Well, I think on the emerging market debt side is already a meaningful contributor. There is obviously more we can do in fixed income side. We are selective about the areas where we apply our resources and we want to make sure it's something where we have some competitive advantage. But I think that's steps we've taken on the fixed income side recently particularly in emerging market, that have been pretty successful so far.

Brennan Hawken – UBS

Terrific. And then shifting over to the advisory side, you guys have really been doing a lot better this year than some of the M&A focused investment banks that you compete against as the growth in the sort of dollar volumes have shifted to large deals. What do you attribute that our performance? Is it based on a mature global platform as a competitive advantage or is it something else do you think?

Ken Jacobs

Well, I think covering big companies and being involved in complex transaction requires a level of expertise and coordination which we think we do a pretty good job at. Most of these big clients require global coverage that is coverage from multiple geographies. They require expertise that [span] (ph) multiple industry groups and they require expertise that spans multiple capabilities. So you are not only talking about M&A but often time you are talking about balance sheets and such. And I think what is unique to those, our platform, is to be global to have deep expertise locally which is critical in the advisory business, have a very high concentration of senior people, and to be able to do this across the industry groups and capabilities.

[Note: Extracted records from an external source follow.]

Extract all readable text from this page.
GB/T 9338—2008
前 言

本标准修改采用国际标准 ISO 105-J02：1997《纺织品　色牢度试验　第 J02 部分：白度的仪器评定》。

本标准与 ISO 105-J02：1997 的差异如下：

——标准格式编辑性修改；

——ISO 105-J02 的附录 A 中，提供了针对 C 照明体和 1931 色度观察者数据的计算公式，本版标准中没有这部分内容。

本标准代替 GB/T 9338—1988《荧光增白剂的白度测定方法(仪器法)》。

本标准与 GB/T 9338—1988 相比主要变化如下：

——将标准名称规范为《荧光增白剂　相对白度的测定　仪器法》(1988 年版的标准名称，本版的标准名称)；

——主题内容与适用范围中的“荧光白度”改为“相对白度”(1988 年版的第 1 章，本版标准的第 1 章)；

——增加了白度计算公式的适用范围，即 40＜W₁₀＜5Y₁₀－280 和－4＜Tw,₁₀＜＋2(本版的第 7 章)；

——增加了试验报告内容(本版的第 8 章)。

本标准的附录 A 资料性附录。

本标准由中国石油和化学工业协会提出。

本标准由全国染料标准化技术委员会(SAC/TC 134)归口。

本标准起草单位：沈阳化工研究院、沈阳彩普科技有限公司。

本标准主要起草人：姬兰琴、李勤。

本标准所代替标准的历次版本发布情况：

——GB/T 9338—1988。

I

I think that it is -- you can compete selectively by a clients or selectively by a country or selectively by an industry with individuals, but it's kind of hard to do with across a broad range of companies across a broad range of geographies without a network like the one we have.

Brennan Hawken – UBS

Perfect. That's helpful color. And then last one from me sort of following up on Devin's question on margin. So when you think about your two separate business and the margins and how you benchmark them against competitors, how do you adjust for the fact that the comps that you are looking at how corporate expenses already embedded in their results. And then how do you think about your corporate line and maybe how to slim down some of those structures and allocations?

Ken Jacobs

I think we've done a lot on the cost side that builds in operating leverage as the business grows. So we're pretty comfortable with the target margins for the two businesses and the overall target margin for the business at large.

I point out that on the Asset Management side with or without the corporate margins I think we are operating pretty close to best-in-class margins for an institutional manager. You could probably always find examples of people that are better, but I think overall we are pretty comfortable with the margins on the Asset Management side.

If you think what the advisory side of the business has been through over the last five years in terms of what happened to the marketplace from its peaks in 2/07. I mean we are in an obvious recovery right now, but we've done an enormous amount to get our cost structure under control and we think there is a lot of operating leverage built into the business.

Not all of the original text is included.